Lessons Healthcare Professionals Learned Last Flu Season
Looking back at the previous flu season can offer nurses and other healthcare professionals some clues on how to improve this season. Some of the insights and lessons from the 2016-2017 include:
- The CDC reported that last season’s flu vaccine was 47% effective. However, for patients age 50-64, it was 58% effective, while it was least effective for patients between 18 and 49 years of age.
- Approximately 68.5% of health care personnel got their flu shots by November 2016.
- The 2016-2017 season saw an increase in flu related deaths in some areas of the country, particularly in places like San Diego, New York City, and Tulsa.
- Pediatric patients are especially susceptible to influenza related deaths. If treated early, the treatment can reduce mortality in this group of patients.
Some patients have a higher risk of developing complications due to severe influenza. While it’s recommended that all patients over 6 months old are vaccinated, prompt vaccination is especially important for patients who have a higher risk of complications. If vaccine supplies become limited, these patients should receive vaccinations first. High risk patients include:
- Patients who are immunocompromised by HIV infection or immunosuppressant medications
- Children between 6 months and 59 months old
- Children and adults with cardiovascular, chronic pulmonary, metabolic, hepatic, hematologic, neurologic, and renal disorders
- Patients age 50 and older
- Pregnant women
- Nursing home residents and residents of any other type of long-term care facility
- Patients who have a BMI of 40 or higher
A Refresher on Flu Prevention
The single best way to prevent the influenza virus is to get the flu vaccine. However, there are other steps that can be taken by nurses. These are also steps that should be taught to patients to prevent spreading germs and getting sick. The CDC recommends that medical professionals and patients both practice good hand hygiene to prevent the spreading of germs. Anyone who has the flu should stay at home while they are sick and for 24 hours after their symptoms have stopped. While many nurses feel like they need to come to work even though they are sick, it is important for them to stay home. Staying home is much safer for patients and will help prevent spreading of the virus.

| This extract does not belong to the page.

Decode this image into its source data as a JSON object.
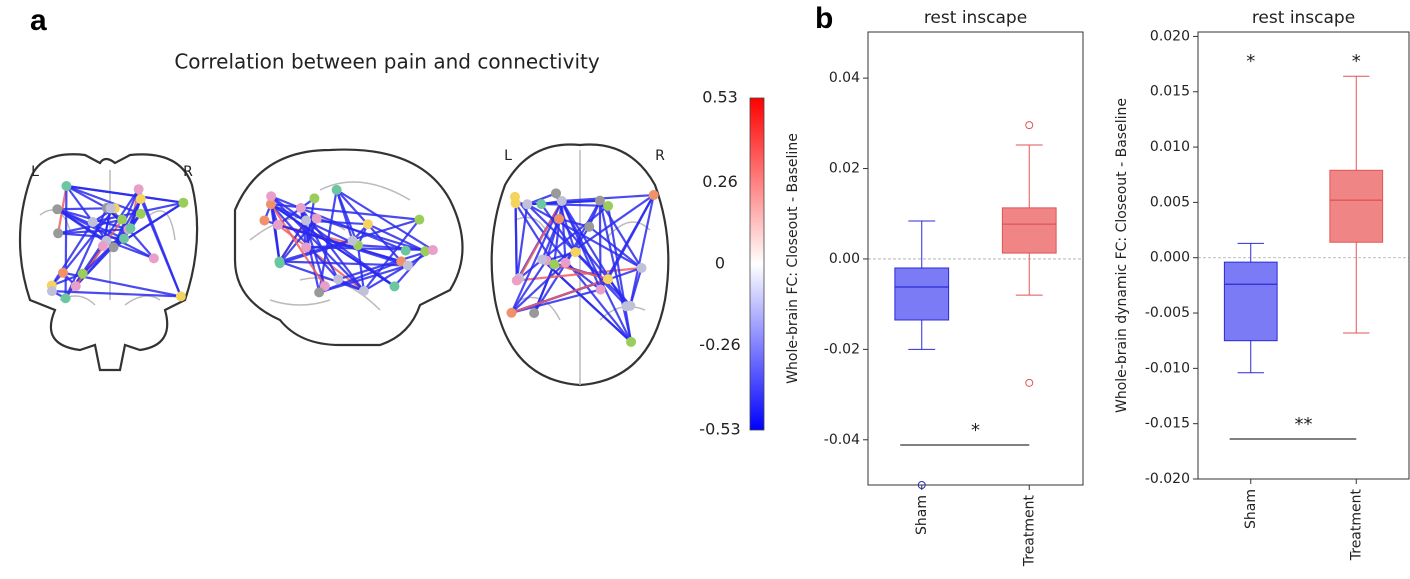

While it’s still very early in the 2017-2018 flu season, it’s important for healthcare providers and patients to receive the flu vaccine immediately if they haven’t received one already. Nurses should take time to talk to patients about flu vaccines. They should also share the potential complications and risks that come with not receiving a flu vaccine. Nurses should also educate patients on how they can monitor themselves and family members for symptoms of the flu. Patients should also be instructed on when it’s time to get medical help.
Properly educating the general public can help decrease the spread of the flu and reduce the instances of flu-related complications and deaths. It’s especially important for nurses to have in-depth discussions about the flu virus with parents of babies, pregnant women, elderly patients, and patients who have multiple comorbidities, since these are high-risk populations.
Every flu season comes with unique challenges. Nurses are in a unique position to educate patients on the importance of vaccinations and other steps that can be taken to prevent the spread of the flu. Taking personal precautions and staying up-to-date on this season’s flu strains and vaccine recommendations allow nurses to take essential steps to help decrease the number of influenza-related illnesses and deaths within their own community.